X-Omni: Reinforcement Learning Makes Discrete Autoregressive Image Generative Models Great Again
Zigang Geng, Yibing Wang, Yeyao Ma, Chen Li, Yongming Rao, Shuyang Gu, Zhao Zhong, Qinglin Lu, Han Hu, Xiaosong Zhang, Linus, Di Wang, Jie Jiang
2025-07-30
Summary
This paper talks about X-Omni, a method that uses reinforcement learning to improve how AI models generate images and language step by step, making the results look better and follow instructions more accurately.
What's the problem?
The problem is that discrete autoregressive models, which generate images or text one piece at a time, often struggle to create high-quality or coherent results and may not follow user instructions well during generation.
What's the solution?
X-Omni solves this by applying reinforcement learning techniques that reward the model for producing better, more detailed images and correctly following instructions.
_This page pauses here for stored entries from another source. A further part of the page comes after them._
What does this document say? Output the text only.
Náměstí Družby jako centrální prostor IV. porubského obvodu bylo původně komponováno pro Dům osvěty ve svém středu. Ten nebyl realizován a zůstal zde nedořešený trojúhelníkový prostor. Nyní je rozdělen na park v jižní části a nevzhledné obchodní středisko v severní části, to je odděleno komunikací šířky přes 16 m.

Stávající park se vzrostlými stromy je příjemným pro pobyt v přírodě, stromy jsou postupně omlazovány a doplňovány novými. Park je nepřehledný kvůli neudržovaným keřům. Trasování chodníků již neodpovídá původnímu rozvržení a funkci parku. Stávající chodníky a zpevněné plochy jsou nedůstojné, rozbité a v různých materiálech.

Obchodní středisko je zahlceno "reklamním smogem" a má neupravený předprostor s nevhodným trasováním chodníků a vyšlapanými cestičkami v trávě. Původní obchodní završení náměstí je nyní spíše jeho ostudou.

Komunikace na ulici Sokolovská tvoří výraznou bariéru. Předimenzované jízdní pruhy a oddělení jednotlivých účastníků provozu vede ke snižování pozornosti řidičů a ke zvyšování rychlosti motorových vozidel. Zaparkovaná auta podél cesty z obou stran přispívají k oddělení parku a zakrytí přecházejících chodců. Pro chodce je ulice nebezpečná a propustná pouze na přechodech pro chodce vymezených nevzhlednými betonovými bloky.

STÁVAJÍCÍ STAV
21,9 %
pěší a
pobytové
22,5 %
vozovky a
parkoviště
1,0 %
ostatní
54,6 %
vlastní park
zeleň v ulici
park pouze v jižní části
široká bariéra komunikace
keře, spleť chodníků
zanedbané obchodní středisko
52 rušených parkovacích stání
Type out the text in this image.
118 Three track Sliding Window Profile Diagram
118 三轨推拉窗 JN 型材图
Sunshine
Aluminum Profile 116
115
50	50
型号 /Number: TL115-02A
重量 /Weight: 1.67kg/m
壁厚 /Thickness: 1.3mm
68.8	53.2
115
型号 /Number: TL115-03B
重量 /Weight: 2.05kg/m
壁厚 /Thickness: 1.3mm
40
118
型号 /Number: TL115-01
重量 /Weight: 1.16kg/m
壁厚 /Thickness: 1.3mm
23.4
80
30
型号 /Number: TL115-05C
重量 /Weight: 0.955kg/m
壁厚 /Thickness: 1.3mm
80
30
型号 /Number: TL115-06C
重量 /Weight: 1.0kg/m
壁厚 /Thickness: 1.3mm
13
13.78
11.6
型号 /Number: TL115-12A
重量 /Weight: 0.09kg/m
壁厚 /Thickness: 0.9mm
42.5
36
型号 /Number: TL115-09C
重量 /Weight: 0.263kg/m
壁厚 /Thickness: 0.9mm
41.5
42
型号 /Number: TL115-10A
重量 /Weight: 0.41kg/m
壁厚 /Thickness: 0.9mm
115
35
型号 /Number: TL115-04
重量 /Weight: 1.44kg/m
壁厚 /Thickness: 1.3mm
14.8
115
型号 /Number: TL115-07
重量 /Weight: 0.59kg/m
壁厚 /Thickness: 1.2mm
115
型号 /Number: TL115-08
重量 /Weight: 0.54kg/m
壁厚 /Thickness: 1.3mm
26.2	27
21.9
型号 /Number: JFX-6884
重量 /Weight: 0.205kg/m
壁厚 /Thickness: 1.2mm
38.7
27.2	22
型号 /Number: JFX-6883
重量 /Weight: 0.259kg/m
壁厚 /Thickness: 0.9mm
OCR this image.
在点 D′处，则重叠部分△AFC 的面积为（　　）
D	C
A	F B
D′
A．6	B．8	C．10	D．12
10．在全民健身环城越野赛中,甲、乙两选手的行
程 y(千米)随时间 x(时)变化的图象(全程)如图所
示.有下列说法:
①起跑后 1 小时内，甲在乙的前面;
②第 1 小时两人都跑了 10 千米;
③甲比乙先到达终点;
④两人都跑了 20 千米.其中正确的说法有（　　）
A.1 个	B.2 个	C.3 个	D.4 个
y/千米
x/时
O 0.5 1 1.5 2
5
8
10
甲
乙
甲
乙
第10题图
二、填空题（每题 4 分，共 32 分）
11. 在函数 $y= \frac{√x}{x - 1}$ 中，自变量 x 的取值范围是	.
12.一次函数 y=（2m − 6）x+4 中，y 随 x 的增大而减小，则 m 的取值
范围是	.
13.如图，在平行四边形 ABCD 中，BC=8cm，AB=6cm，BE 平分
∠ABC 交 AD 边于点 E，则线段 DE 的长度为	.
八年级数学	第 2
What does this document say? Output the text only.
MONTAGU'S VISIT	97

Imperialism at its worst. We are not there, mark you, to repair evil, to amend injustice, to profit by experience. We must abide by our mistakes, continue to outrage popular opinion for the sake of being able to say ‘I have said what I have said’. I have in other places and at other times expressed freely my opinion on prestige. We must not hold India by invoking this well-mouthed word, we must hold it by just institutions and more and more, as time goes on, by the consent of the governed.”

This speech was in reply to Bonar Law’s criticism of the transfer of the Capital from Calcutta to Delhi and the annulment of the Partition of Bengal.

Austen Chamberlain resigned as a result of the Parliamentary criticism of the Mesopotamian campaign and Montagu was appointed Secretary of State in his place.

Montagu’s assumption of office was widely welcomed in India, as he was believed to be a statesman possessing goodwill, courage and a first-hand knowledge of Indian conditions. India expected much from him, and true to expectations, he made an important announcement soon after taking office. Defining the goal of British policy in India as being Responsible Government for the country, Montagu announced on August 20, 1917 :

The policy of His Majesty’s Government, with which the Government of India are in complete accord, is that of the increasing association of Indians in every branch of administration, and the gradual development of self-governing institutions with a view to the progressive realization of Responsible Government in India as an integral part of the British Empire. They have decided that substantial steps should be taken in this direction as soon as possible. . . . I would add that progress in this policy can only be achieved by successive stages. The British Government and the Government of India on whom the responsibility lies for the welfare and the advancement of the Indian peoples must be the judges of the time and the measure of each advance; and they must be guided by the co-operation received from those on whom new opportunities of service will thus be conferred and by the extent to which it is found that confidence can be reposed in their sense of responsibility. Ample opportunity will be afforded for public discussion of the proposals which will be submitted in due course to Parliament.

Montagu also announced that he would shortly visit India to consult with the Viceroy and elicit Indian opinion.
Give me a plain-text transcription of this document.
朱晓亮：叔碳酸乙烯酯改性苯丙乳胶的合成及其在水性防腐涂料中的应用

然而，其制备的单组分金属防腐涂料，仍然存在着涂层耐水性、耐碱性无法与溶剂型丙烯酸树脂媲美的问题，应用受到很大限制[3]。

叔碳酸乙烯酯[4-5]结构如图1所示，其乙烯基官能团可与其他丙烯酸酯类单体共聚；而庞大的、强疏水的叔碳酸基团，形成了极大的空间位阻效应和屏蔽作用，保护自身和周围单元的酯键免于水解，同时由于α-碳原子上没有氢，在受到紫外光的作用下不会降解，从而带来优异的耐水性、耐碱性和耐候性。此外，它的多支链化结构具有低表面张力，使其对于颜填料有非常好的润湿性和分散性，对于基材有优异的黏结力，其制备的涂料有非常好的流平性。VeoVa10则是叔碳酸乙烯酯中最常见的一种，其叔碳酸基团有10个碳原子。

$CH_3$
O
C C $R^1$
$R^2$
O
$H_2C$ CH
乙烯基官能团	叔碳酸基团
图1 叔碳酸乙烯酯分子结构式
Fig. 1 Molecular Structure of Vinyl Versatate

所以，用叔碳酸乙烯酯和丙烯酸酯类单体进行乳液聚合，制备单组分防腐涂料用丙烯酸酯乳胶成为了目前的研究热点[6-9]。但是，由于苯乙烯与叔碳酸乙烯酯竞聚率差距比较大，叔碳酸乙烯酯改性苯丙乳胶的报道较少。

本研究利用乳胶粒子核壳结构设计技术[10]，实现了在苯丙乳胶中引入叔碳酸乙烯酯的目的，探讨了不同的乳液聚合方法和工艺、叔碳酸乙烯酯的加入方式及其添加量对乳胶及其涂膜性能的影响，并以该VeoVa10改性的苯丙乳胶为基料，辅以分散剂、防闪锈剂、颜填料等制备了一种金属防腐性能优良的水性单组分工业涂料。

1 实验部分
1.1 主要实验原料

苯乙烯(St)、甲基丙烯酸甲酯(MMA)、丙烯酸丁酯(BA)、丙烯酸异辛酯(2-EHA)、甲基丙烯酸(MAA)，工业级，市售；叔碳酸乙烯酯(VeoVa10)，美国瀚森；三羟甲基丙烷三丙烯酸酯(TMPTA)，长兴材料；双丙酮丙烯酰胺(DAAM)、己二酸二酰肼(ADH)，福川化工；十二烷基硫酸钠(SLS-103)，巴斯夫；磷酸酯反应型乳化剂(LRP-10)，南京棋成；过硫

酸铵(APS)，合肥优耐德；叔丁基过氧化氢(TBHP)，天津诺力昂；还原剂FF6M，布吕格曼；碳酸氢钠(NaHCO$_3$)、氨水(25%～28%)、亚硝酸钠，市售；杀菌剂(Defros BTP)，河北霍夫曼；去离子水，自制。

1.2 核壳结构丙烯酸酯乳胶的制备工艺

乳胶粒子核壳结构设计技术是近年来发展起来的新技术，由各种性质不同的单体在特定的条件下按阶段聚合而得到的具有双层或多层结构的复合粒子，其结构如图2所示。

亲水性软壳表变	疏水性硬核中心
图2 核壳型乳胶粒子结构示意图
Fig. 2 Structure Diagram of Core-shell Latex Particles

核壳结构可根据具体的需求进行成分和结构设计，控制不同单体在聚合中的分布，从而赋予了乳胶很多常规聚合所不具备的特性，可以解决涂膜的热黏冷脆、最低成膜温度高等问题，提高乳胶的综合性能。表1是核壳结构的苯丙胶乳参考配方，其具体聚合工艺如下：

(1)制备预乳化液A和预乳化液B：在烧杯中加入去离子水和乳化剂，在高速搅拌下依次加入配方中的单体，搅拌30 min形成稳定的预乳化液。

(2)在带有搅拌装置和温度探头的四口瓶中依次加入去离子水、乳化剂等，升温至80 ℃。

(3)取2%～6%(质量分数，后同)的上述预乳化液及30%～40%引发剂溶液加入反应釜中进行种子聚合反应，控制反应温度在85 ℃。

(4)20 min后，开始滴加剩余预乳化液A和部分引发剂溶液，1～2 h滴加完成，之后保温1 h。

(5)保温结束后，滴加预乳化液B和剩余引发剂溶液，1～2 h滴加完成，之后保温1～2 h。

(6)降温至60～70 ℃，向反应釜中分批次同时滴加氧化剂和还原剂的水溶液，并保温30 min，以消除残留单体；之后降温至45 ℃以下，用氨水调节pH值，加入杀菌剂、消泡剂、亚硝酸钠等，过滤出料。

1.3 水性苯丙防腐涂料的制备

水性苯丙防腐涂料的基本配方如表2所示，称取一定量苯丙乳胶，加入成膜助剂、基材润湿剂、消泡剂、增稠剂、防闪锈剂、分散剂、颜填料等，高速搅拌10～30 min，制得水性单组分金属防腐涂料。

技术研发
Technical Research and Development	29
It uses a unified approach that works for both image and language generation, improving performance on both tasks.
Why it matters?
This matters because it helps create AI models that can produce clearer images and more accurate responses to instructions, making them more useful for creative projects, communication, and other applications involving AI-generated content.
Abstract
Reinforcement learning enhances discrete autoregressive modeling for image and language generation, achieving high-quality image generation and instruction-following capabilities using a unified framework.